En una ocasión la colla tenía que recolectar clementina de esta variedad en un viejo huerto que lindaba con el camino de Onda. Digo que el huerto era viejo porque había sobrevivido a la helada de 1946. Una situación meteorológica de vientos siberianos que se prolongó durante días y que obligó a arrancar los árboles de cuajo en una extensa zona de la Plana. Aquellos árboles ennegrecidos por la plaga de la mosca blanca, un insecto que secretaba una sustancia pegajosa que se adhería al cabello, eran los naranjos más antiguos y solemnes que había visto nunca. El dueño del huerto no había procurado su poda, posiblemente en años, y las ramas tejían un tupido toldo bajo el que trabajábamos, subiéndonos a los cajones de madera o reptando por el tronco para alcanzar los frutos más altos. Allí comprendí que para todos existe un pedacito de magdalena esperando su propia taza de te. Una fragancia irresistible, lejana y familiar, perturbadoramente dulce y hermosa, iluminaba el frondoso huerto. Dejé el capazo y los alicates para seguir el rastro de ese olor. Cercano a la casa, escondido tras dos robustos naranjos, había un árbol diferente del que pendía un fruto plano, de piel muy fina, de un color anaranjado más tibio que la clementina, casi amarillento, pero con tonalidades rosáceas: un mandarino. El olor que emanaba me trasladaba al comedor de la guardería que había junto al mercado de San Pedro Nolasco, al recuerdo de mis primeras maestras, mis primeros libros, a las fábulas de Esopo y de Samaniego, a pedacitos de historia sagrada; era el olor de mi infancia.

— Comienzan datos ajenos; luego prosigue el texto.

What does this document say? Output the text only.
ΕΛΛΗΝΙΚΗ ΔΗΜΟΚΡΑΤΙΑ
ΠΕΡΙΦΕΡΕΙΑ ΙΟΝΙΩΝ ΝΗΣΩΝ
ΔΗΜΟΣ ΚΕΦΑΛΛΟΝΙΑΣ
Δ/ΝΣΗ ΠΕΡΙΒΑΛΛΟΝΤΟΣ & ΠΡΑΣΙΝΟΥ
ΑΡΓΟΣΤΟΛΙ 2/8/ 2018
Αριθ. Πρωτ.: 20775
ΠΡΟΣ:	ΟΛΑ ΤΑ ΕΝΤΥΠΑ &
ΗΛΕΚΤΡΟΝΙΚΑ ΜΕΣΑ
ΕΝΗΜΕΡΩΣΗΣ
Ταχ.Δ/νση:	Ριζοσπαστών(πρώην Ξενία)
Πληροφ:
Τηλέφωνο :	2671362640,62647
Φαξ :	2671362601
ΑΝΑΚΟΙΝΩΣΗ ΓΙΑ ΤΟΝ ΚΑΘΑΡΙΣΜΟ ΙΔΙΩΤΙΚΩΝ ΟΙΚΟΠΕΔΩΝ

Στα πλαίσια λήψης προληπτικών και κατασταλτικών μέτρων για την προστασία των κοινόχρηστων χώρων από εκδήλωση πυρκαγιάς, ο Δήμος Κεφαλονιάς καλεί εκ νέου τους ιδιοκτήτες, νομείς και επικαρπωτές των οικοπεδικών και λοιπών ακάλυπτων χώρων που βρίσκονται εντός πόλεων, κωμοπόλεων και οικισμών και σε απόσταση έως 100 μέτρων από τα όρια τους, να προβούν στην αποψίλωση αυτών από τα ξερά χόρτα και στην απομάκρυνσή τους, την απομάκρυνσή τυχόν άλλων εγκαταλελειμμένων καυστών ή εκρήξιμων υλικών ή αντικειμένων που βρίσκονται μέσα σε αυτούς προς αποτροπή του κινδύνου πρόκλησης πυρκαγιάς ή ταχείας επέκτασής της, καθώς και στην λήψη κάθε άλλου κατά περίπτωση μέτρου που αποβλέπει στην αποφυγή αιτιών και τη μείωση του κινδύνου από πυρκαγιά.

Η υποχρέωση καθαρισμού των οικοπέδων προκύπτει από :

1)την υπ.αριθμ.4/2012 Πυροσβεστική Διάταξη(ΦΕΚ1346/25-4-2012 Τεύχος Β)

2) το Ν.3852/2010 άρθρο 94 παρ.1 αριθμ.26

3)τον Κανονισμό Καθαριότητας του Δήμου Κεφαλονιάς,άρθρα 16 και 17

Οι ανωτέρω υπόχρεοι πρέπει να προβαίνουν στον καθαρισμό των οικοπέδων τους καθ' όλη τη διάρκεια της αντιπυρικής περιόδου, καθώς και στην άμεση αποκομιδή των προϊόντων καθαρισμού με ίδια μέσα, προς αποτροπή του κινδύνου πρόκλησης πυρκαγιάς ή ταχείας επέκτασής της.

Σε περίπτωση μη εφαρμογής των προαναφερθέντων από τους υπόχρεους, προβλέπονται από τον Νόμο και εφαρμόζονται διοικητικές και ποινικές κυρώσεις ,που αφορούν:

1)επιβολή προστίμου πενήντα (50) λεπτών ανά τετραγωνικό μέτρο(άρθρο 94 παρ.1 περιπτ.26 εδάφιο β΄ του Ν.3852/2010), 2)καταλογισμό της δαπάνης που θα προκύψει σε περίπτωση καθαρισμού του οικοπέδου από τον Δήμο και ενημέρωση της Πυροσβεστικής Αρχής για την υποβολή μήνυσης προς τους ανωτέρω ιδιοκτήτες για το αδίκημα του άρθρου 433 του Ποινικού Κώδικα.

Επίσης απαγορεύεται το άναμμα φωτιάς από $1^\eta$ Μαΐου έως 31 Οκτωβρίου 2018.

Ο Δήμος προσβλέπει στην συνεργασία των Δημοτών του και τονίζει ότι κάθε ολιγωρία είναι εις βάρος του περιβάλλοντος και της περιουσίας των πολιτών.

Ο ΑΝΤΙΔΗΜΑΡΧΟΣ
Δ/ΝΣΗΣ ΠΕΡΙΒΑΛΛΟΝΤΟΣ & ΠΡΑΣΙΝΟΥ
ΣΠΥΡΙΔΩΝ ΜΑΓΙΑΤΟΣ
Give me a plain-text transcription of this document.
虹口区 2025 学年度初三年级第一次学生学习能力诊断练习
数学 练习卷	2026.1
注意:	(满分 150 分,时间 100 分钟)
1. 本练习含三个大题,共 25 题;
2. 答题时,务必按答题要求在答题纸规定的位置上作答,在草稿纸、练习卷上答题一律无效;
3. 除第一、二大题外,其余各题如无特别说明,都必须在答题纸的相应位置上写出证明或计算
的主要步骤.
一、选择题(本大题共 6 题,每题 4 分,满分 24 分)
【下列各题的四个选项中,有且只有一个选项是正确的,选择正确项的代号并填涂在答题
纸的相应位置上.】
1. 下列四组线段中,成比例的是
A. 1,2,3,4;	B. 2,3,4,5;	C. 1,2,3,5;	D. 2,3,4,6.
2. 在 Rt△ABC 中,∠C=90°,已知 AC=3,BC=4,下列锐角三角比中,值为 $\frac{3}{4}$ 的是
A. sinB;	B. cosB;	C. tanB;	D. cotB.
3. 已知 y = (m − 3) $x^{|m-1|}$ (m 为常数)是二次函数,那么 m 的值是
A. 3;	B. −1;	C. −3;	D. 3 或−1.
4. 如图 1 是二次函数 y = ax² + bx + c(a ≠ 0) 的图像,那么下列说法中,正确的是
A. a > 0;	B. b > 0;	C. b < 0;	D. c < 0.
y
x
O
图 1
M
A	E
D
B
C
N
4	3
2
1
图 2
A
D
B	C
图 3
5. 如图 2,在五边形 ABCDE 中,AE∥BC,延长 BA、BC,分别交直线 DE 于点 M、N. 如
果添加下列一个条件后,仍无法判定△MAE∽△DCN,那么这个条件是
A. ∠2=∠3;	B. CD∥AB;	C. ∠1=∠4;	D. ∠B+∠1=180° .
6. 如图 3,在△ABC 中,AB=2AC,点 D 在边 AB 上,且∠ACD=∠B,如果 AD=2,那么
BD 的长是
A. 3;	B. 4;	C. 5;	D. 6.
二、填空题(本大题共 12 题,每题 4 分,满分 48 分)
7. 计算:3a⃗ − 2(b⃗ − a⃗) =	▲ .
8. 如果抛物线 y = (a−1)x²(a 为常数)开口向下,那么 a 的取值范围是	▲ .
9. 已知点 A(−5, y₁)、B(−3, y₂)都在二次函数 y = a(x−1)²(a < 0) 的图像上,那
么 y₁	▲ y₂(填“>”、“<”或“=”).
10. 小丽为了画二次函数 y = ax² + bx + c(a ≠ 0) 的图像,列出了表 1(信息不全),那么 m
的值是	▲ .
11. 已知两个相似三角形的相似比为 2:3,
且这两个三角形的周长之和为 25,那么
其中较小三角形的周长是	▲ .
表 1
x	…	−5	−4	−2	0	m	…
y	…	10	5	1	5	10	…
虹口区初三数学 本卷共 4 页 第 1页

Tomé uno de aquellos frutos y comí de él. A estas alturas el lector ya habrá comprendido que he tenido ocasión de llevarme a la boca naranjas extraordinarias, que las he comido cuando no había los actuales problemas de híbridos, cuando los dueños cuidaban sus huertos como si fueran jardines y cuando los jornaleros tenían un salario digno.
Pero ninguna naranja tenía tanto de mí como aquella mandarina.